Live Review: Adobe Punk

Plaza De La Raza  Los Angeles, CA

Contact: [email protected]

Web: aboutpd.org/adobe-punk

Players: Karis Brizendine, vocals, guitar; Giselle Etessami vocals, bass, piano; Isaac Cruz, vocals, drums

Material: Three years ago, a playwright tandem consisting of a mother and her adult son set out to bring a theatrical production to life that combined the essence of the punk rock scene in the Bell Gardens area of Los Angeles with the storied history of “The Old Lugo House.” What started off as the brainchild of Theresa Chavez and Gabriel Garza quickly evolved into a fully developed play with music written by the director and Nina Diaz (the lead singer of Girl In A Coma). The storyline focuses on a close-knit trio of punk rockers who are living as squatters in an abandoned adobe house. They chronicle their journey by cranking out some impromptu jams on stage, like “Diddly Squat,” a rebellious post-punk anthem that practically epitomized the play’s edgy set design.

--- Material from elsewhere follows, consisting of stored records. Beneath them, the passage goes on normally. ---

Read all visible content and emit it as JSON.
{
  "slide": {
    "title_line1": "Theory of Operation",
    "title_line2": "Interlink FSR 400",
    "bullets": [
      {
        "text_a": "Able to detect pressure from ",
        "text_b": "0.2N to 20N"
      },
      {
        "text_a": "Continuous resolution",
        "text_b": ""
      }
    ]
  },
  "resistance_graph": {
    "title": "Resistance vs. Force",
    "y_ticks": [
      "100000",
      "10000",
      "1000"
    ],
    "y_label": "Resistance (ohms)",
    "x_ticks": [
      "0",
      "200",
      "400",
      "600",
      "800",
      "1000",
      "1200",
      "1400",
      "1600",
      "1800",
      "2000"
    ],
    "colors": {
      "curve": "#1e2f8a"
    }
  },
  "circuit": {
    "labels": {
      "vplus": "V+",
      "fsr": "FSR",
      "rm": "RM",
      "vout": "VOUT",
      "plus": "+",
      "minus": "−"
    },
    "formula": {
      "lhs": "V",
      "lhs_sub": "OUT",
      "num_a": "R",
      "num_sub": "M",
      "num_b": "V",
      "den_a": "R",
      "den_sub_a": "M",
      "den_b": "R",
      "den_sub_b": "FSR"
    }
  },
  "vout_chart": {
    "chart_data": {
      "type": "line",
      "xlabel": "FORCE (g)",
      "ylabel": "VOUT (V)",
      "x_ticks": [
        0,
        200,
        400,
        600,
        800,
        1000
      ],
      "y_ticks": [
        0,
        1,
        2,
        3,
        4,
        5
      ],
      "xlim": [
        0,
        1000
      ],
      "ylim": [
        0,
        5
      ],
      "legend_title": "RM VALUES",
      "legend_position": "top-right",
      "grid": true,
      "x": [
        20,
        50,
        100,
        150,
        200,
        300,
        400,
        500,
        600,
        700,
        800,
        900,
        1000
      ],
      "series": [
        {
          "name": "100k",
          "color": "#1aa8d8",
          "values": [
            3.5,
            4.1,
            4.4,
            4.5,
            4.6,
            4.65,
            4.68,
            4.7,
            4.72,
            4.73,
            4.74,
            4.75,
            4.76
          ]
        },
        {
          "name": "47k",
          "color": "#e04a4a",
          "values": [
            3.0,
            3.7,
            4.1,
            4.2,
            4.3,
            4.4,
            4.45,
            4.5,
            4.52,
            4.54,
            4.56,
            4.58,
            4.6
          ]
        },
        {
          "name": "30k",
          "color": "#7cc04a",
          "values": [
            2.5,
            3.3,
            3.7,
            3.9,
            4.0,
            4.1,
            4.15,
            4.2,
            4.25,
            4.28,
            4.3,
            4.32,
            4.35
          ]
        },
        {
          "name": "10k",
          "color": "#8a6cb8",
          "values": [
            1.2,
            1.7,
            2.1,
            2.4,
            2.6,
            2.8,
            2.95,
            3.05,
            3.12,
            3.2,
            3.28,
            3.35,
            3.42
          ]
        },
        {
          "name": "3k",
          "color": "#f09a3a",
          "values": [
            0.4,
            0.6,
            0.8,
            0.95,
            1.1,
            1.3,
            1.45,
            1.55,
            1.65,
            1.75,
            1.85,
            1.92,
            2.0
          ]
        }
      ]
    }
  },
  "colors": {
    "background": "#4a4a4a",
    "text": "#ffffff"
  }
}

Musicianship: The music from this live performance resonated in a manner similar to legendary anti-establishment acts such as The Dead Kennedys and Richard Hell. The musicians who conveyed the original compositions were a trio of actors, Karis Brizendine, Giselle Etessami and Isaac Cruz. While Brizendine is a classically trained musician, her theatrical bandmates had very little experience as live musicians prior to being cast. Therefore, they relied heavily on three months of music lessons and rehearsals leading up to opening night on March 19th and delivered satisfactory skills.

Performance: Abode Punk was presented to the live audience at Plaza De La Raza as a self-described “theatrical zine with music” and it featured four original compositions along with a melody for the finale. The real gem of the evening was the way in which the guitarist, Brizendine, and the bassist, Etessami, harmonized with one another on punk rock songs like “No Waiting.” When Etessami sang lead during this rendition, her voice resonated like Ann Wilson from Heart.

Summary: Overall, the musician-actors captured the essence of punk with impressive musicality and subtle nuances such as feedback and distortion from the amps. At one point, the trio settled on “Bell System” as their band name, a way to honor their hometown of Bell Gardens. The group’s rendition of “Bell Underground Gardens” embodies that notion well.